A new composite material has been developed that can self-repair using a thermoplastic healing agent, significantly increasing the lifespan of wind turbines. Laminated composite materials are used in wind turbines, hulls, wings, and many other products. They consist of fiber mats, such as carbon and glass fibers, bonded with plastic. Typically, these composite materials suffer damage from the detachment of several layers (delamination). Researchers from North Carolina State University, the Israel Institute of Technology, and the University of Houston have now developed a composite material that can self-heal, preventing delamination. According to their publication in the journal Nature, the researchers led by Jason Patrick printed a thermoplastic healing agent onto the fiber mat and integrated thin heating layers into the composite material. When electricity flows through the heating layers, they warm up, melting the healing agent. It can then close small cracks and other minor damage in the composite material.
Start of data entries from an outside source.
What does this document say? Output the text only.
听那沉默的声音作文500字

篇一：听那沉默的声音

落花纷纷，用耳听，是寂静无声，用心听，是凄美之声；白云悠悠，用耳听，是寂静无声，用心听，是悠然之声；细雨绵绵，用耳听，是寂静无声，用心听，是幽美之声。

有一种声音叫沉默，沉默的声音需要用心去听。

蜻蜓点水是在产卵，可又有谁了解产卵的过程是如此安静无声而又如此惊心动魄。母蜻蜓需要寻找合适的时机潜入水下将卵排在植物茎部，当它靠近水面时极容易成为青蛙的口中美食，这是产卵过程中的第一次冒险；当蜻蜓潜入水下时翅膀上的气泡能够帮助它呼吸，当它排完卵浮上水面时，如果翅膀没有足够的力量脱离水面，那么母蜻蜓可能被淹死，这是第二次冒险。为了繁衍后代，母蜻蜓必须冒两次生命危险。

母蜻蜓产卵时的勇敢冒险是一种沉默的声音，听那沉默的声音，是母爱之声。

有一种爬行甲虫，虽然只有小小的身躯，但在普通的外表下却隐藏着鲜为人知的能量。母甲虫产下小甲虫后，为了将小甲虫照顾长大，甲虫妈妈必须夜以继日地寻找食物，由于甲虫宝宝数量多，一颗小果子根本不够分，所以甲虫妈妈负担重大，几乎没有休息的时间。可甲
The researchers found that this process can be repeated at least 100 times while maintaining the effectiveness of self-healing. They do not know where the upper limit is, if there is one. The biggest advantage of the self-healing composite material is that even complex structures can be repaired on-site without downtime. Additionally, the heating layers and thermoplastic healing agent are made of materials that are inexpensive and readily available. Compared to conventional composite materials, the production of the new self-healing composite material is only slightly more expensive. However, the longer lifespan of the material offsets these additional costs. The new composite material can significantly increase the lifespan of heavily stressed components, such as wind turbine blades.
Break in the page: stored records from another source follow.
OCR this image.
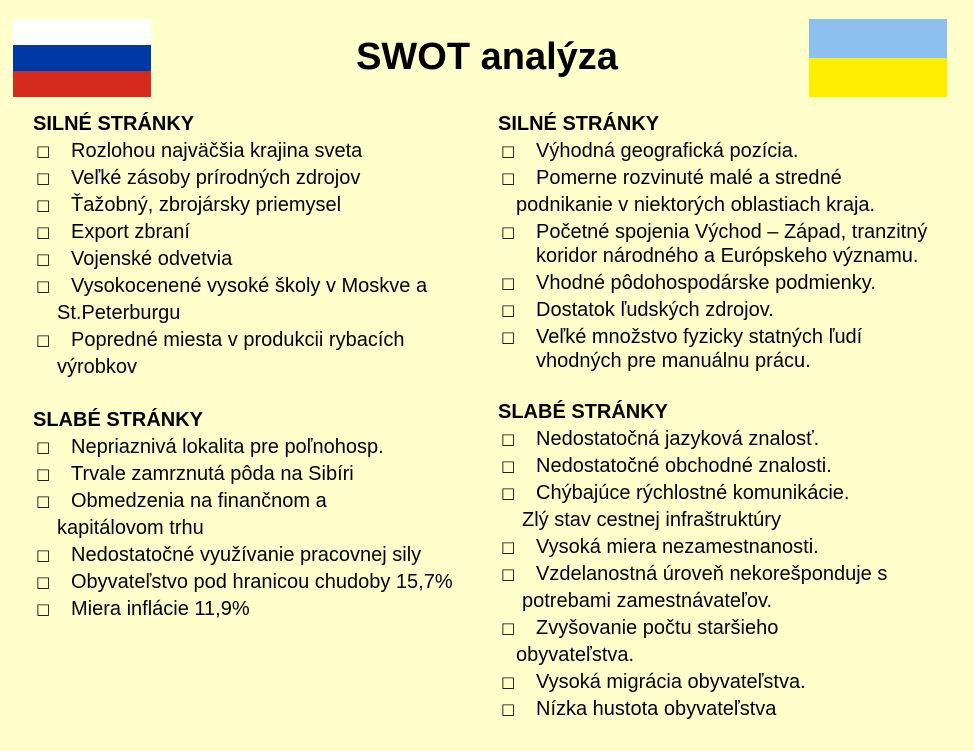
SWOT analýza
SILNÉ STRÁNKY
□ Rozlohou najväčšia krajina sveta
□ Veľké zásoby prírodných zdrojov
□ Ťažobný, zbrojársky priemysel
□ Export zbraní
□ Vojenské odvetvia
□ Vysokocenené vysoké školy v Moskve a
St.Peterburgu
□ Popredné miesta v produkcii rybacích
výrobkov
SLABÉ STRÁNKY
□ Nepriaznivá lokalita pre poľnohosp.
□ Trvale zamrznutá pôda na Sibíri
□ Obmedzenia na finančnom a
kapitálovom trhu
□ Nedostatočné využívanie pracovnej sily
□ Obyvateľstvo pod hranicou chudoby 15,7%
□ Miera inflácie 11,9%
SILNÉ STRÁNKY
□ Výhodná geografická pozícia.
□ Pomerne rozvinuté malé a stredné
podnikanie v niektorých oblastiach kraja.
□ Početné spojenia Východ – Západ, tranzitný koridor národného a Európskeho významu.
□ Vhodné pôdohospodárske podmienky.
□ Dostatok ľudských zdrojov.
□ Veľké množstvo fyzicky statných ľudí vhodných pre manuálnu prácu.
SLABÉ STRÁNKY
□ Nedostatočná jazyková znalosť.
□ Nedostatočné obchodné znalosti.
□ Chýbajúce rýchlostné komunikácie.
Zlý stav cestnej infraštruktúry
□ Vysoká miera nezamestnanosti.
□ Vzdelanostná úroveň nekorešponduje s
potrebami zamestnávateľov.
□ Zvyšovanie počtu staršieho
obyvateľstva.
□ Vysoká migrácia obyvateľstva.
□ Nízka hustota obyvateľstva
By increasing the durability of these composite materials, we make them more sustainable. Wind turbine blades are a good example, but structural composite materials are used in a variety of applications: airplane wings, satellites, automotive parts, sports equipment, and so on. In airplanes, the heating layer also has the advantage of de-icing wings without chemicals. The researchers also explain in their paper that the thermoplastic plastic significantly increases the inherent fracture toughness of components. The energy required for delamination thus increases significantly, meaning that even components without self-healing ability become more robust.